Em 17 de julho, uma incursão terrestre
das Forças de Defesa Israelense elevou a dimensão da carnificina. O
motivo da intervenção terrestre foram os incessantes foguetes oriundos
de Gaza. Embora de forma proporcionalmente muito inferior àquela dos
palestinos, o Tsahal sofreu com a incursão, em meados de julho, várias
baixas, especialmente, parece, a do sargento Shaul Aaron. O Hamas diz
que o capturou, mas Tel-Aviv sustenta que ele poder ter sido morto. Se,
porém, foi capturado, algo que não estava ainda claro na quinta-feira da
semana passada, o conflito poderia se ampliar. E da mesma forma como o
bloqueio de Gaza teve início com a captura do soldado Gilad Shalit, a
situação poderia piorar rapidamente. A prisão de um israelense pelos
palestinos é algo passível de elevar brutalmente a tensão.
Para quem está em Gaza, a postura da
diplomacia ocidental é de um cinismo abissal. Mesmo porque existe um
evidente conluio entre o lobby judeu e a diplomacia internacional.
Durante nove meses, o secretário de Estado Kerry cuidou de mostrar
empenho a favor da paz, enquanto Israel continuava impunemente a
colonizar a Cisjordânia.

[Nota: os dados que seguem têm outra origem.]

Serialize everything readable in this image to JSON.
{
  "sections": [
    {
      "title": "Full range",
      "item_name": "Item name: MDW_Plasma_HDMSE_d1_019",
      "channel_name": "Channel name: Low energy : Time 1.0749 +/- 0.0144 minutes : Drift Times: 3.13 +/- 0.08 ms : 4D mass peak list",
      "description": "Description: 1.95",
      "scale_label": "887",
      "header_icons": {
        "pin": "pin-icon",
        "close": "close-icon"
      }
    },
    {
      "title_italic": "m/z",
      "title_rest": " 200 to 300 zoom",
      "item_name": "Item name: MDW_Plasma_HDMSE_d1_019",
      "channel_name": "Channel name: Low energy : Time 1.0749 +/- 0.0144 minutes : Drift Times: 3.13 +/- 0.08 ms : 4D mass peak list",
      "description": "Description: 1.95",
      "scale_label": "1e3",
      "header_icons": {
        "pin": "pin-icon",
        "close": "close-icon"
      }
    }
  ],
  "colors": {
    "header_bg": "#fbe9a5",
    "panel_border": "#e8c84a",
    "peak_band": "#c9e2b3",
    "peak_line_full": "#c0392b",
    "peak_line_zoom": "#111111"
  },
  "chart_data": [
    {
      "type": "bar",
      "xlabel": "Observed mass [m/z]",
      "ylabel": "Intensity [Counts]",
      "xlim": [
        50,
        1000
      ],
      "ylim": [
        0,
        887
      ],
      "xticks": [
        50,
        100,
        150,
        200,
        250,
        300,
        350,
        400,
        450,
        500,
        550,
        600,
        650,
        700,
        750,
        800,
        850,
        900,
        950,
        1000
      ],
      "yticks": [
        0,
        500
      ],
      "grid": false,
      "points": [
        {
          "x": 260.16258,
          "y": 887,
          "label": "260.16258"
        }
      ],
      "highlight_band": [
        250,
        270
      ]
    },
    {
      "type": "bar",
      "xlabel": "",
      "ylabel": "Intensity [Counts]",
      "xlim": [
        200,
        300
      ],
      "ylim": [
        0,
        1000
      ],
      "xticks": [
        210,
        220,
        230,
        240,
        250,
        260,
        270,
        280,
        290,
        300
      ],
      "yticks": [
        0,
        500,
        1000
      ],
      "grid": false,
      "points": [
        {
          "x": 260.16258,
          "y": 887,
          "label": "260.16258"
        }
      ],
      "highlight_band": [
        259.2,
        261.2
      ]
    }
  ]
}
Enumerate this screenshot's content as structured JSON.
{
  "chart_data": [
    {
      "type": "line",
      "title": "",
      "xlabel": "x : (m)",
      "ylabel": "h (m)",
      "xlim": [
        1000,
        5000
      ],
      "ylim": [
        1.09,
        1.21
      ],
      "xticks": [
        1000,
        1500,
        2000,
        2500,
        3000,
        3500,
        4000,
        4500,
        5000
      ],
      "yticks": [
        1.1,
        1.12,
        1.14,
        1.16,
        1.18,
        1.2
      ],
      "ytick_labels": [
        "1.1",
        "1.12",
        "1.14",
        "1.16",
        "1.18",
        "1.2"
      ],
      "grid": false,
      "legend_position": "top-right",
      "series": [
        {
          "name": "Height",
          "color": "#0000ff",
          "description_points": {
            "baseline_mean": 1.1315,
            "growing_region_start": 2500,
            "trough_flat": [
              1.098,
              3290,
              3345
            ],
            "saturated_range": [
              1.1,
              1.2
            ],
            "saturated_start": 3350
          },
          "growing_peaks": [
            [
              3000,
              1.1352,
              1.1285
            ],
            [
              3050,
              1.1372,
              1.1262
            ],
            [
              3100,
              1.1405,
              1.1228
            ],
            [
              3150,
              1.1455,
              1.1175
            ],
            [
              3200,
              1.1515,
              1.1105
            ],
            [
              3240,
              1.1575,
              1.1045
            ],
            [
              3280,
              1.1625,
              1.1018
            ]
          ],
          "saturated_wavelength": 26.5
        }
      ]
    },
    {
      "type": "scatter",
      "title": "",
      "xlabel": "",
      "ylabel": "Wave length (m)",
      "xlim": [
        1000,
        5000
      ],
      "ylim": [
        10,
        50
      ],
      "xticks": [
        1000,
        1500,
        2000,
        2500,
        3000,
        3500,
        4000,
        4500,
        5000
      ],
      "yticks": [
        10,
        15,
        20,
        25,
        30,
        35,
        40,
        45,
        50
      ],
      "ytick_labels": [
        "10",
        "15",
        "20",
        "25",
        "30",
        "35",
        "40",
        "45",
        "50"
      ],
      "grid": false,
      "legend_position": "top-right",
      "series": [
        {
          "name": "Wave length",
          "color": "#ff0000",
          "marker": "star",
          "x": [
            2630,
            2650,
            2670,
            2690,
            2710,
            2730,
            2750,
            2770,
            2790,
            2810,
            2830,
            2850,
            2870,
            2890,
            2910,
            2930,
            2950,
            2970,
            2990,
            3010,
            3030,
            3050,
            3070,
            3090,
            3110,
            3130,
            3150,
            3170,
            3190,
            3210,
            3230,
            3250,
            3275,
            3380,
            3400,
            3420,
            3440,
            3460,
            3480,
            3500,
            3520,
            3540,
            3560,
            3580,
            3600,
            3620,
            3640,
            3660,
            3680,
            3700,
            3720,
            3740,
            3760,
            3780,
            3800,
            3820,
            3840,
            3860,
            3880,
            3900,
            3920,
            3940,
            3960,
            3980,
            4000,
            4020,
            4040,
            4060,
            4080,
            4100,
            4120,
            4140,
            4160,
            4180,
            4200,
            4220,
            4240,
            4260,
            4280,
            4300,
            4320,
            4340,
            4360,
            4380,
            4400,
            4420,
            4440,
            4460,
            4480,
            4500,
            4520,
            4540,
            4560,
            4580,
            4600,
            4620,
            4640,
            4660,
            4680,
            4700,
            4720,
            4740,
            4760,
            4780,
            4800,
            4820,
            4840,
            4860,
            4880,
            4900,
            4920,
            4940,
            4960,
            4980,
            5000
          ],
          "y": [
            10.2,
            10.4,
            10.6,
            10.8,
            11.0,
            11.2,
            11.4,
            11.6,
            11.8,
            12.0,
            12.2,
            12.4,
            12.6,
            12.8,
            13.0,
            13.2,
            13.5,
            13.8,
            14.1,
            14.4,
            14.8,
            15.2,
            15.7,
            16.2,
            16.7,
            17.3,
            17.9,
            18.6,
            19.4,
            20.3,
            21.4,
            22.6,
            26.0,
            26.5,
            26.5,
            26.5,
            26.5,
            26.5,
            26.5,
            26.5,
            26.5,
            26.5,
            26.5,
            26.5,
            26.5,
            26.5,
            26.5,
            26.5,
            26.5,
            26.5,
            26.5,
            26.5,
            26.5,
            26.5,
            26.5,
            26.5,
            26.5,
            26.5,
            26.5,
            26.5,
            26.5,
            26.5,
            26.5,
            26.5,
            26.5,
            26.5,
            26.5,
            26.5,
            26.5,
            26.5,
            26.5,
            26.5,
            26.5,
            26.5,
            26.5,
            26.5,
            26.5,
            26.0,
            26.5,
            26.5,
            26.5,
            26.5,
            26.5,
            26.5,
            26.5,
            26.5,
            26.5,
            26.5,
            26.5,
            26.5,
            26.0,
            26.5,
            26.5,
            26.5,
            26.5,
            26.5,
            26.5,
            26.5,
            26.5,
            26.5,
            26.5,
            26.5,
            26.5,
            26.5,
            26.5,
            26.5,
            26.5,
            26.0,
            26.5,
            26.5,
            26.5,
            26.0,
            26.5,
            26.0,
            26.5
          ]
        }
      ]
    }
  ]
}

Kerry dizia ser possível para Mahmoud Abbas,
presidente da Autoridade Palestina, ir adiante no plano de criação de um
Estado palestino apesar dos assentamentos. Palavras ao vento em que
tremulam as gravatas amarelas e laranja do secretário de Estado. Não é
por acaso que ele não goza de credibilidade alguma nas terras em
conflito, mesmo porque suas propostas carecem de qualquer substância.
Gianni Vattimo, o filósofo italiano, disse que gostaria de “comprar mais
foguetes para o Hamas”. Vattimo, que já entrevistei, disse: “Os
europeus deveriam formar uma brigada internacional para lutar com o
Hamas, assim como voluntários lutaram contra Franco durante a Guerra
Civil Espanhola”.
O que faremos por esse povo? Hussam, meu fixer,
tem 45 anos. Nunca deixou Gaza. Aprendeu inglês, perfeito, na
universidade. Vive em Camp Beach, na cidade. Tem mulher e seis filhos,
durmo com estes em uma grande sala, todos vestidos. Hussam e a mulher
recolhem-se em um quarto separado.
Ele anuncia quando podemos tomar
banho. À noite, coloca mesas de plástico no chão, visto que não há
mobília, e deposita pratos de comida. No ano passado, havia certa
fartura. Agora, é apenas pão sírio amanhecido e tabule.
Às 4 horas, a mesquita ao lado lança o
apelo, “Alá, o maior”, e todos se levantam, colocam uma esteira no chão e
rezam. Uma luz ilumina o nosso quarto. Sinto-me seguro, devo confessar.
Depois durmo. E muito bem. O Tsahal, contudo, atingiu um minarete da
mesquita. Hussam lamenta. Indago: “Você faria parte do Hamas?” Responde:
“Não, existem limites”.
Os Acordos de Oslo de 1993 estabeleceram que a Autoridade
Palestina governaria Gaza e a Cisjordânia. Não foi o que se deu. Em
2012, a Assembleia-Geral da ONU elevou a Palestina ao status de “Estado
não integrante”. Vitorioso em 2006 em Gaza, o Hamas expulsou o Fatah em
2007.
Sete anos mais tarde, Fatah e Hamas fizeram as pazes e se reuniram
em abril de 2014. E eis o problema. Netanyahu não aceita a união.
Dividir é o que se pretende. Divide et impera, diziam os imperadores romanos."